The categorical column has wrong levels. If you see website, they were titles. Let's get rid of them:

In [None]:
FreqTable=demoRaw.Regimetype.value_counts()
#then
FreqTable[FreqTable==1]

In [None]:
# these are the wrong levels
wrongLevels=FreqTable[FreqTable==1].index
#
wrongLevels

In [None]:
demoRaw[demoRaw.Regimetype.isin(wrongLevels)]

In [None]:
#keeping what you need
demoRaw=demoRaw[~demoRaw.Regimetype.isin(wrongLevels)]

* Check column numbers:

In [None]:
# anything that does not look like a number?
demoRaw[~demoRaw.iloc[:,2].str.fullmatch("\d+.*\d*",na=False)]
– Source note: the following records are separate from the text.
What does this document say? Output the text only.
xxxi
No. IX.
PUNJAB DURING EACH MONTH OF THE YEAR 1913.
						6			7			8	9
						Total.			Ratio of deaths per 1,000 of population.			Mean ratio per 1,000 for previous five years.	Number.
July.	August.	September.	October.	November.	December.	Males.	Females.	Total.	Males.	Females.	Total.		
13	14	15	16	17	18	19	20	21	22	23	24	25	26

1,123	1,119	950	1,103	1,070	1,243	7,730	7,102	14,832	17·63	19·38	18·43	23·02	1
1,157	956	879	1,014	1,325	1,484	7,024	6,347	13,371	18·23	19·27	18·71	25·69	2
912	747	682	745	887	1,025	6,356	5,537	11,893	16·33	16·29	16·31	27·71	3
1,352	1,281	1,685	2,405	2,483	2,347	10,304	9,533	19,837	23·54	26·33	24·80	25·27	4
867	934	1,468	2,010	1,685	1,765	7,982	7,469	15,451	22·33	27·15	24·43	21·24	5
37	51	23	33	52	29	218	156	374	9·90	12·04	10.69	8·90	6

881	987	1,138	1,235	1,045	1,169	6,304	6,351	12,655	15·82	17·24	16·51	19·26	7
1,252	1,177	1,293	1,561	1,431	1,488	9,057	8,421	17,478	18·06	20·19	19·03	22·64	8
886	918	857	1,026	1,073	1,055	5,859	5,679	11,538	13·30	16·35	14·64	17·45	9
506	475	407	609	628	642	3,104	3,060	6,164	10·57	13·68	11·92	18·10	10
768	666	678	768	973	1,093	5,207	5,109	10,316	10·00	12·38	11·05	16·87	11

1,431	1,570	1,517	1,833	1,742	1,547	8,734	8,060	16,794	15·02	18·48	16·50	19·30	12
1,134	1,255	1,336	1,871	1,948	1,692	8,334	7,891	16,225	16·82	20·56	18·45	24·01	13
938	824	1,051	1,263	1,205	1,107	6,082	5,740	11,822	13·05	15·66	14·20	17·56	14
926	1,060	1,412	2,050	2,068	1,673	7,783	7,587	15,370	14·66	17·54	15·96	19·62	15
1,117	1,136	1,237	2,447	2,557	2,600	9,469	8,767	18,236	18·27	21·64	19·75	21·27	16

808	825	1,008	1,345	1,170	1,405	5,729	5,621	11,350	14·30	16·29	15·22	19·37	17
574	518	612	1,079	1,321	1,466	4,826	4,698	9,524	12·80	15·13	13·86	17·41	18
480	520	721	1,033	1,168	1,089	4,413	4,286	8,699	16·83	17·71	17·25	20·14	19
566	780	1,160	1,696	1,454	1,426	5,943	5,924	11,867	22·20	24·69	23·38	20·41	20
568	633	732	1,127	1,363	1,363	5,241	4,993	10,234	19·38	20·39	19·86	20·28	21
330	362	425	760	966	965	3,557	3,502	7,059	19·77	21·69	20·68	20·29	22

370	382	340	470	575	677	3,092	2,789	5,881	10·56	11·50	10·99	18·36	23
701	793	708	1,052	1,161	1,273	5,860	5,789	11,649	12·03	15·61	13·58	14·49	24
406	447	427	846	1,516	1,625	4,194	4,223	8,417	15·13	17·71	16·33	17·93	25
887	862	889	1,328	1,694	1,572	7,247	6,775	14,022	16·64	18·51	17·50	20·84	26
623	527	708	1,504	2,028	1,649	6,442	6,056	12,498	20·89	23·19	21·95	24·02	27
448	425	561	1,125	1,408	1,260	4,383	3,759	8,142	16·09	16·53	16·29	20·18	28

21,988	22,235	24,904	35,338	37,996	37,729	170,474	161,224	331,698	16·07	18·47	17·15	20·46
It seems no problem there.

Will this data need formatting?

In [None]:
demoRaw.info()

Data is clean, but needs formatting:

In [None]:
demoClean=demoRaw.copy()

### Formatting

As we saw above, _Country_ can remain as an object (text), but not the rest.
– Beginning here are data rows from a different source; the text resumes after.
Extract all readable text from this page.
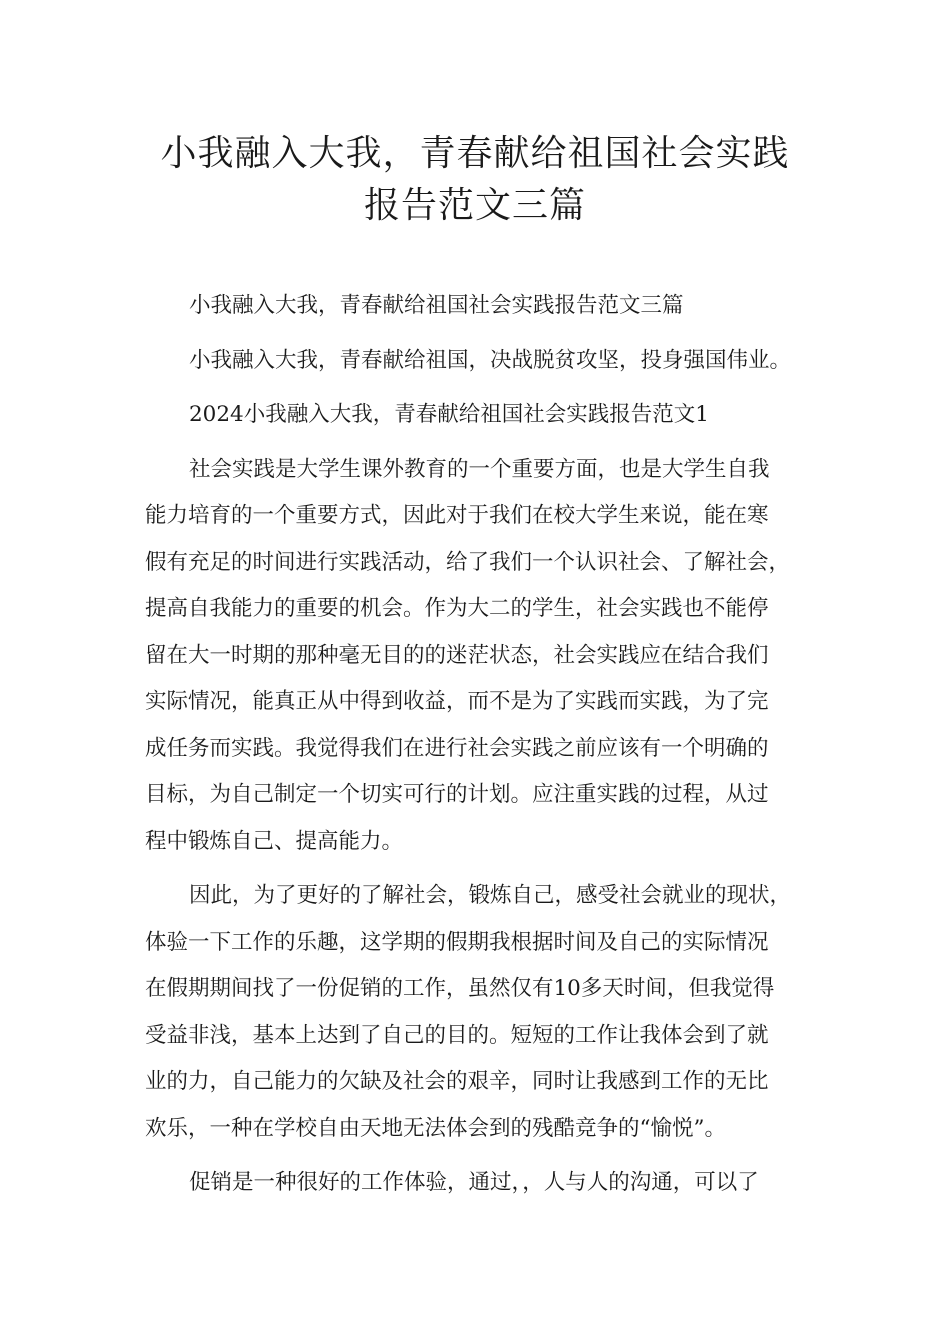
小我融入大我，青春献给祖国社会实践
报告范文三篇

小我融入大我，青春献给祖国社会实践报告范文三篇

小我融入大我，青春献给祖国，决战脱贫攻坚，投身强国伟业。

2024小我融入大我，青春献给祖国社会实践报告范文1

社会实践是大学生课外教育的一个重要方面，也是大学生自我
能力培育的一个重要方式，因此对于我们在校大学生来说，能在寒
假有充足的时间进行实践活动，给了我们一个认识社会、了解社会，
提高自我能力的重要的机会。作为大二的学生，社会实践也不能停
留在大一时期的那种毫无目的的迷茫状态，社会实践应在结合我们
实际情况，能真正从中得到收益，而不是为了实践而实践，为了完
成任务而实践。我觉得我们在进行社会实践之前应该有一个明确的
目标，为自己制定一个切实可行的计划。应注重实践的过程，从过
程中锻炼自己、提高能力。

因此，为了更好的了解社会，锻炼自己，感受社会就业的现状，
体验一下工作的乐趣，这学期的假期我根据时间及自己的实际情况
在假期期间找了一份促销的工作，虽然仅有10多天时间，但我觉得
受益非浅，基本上达到了自己的目的。短短的工作让我体会到了就
业的力，自己能力的欠缺及社会的艰辛，同时让我感到工作的无比
欢乐，一种在学校自由天地无法体会到的残酷竞争的“愉悦”。

促销是一种很好的工作体验，通过，，人与人的沟通，可以了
* **Formatting into numeric type**:

In [None]:
# as easy as:
demoClean[demoClean.columns[2:]]=demoClean.iloc[:,2:].apply(pd.to_numeric)

In [None]:
#recheck
demoClean.info()

* **Formatting into ordinal**

In [None]:
# Check current levels:
pd.unique(demoClean.Regimetype).tolist()

In [None]:
#rewrite the levels in ascending order:
correctLevels=['Authoritarian', 'Hybrid regime', 'Flawed democracy','Full democracy']

In [None]:
#format as ordinal:
demoClean.Regimetype=pd.Categorical(demoClean.Regimetype,categories=correctLevels,ordered=True)

The data types have changed:

In [None]:
#then
demoClean.info()

For more detail:

In [None]:
demoClean.Regimetype.cat.ordered

In [None]:
demoClean.Regimetype.head()

In [None]:
demoFormat=demoClean.copy()

##  Saving

#### For future use in Python:

In [None]:
demoFormat.to_pickle("demoFormat.pkl")
# you will need: DF=pd.read_pickle("demoFormat.pkl")
# or:
# from urllib.request import urlopen
# DF=pd.read_pickle(urlopen("https://...../demoFormat.pkl"),compression=None)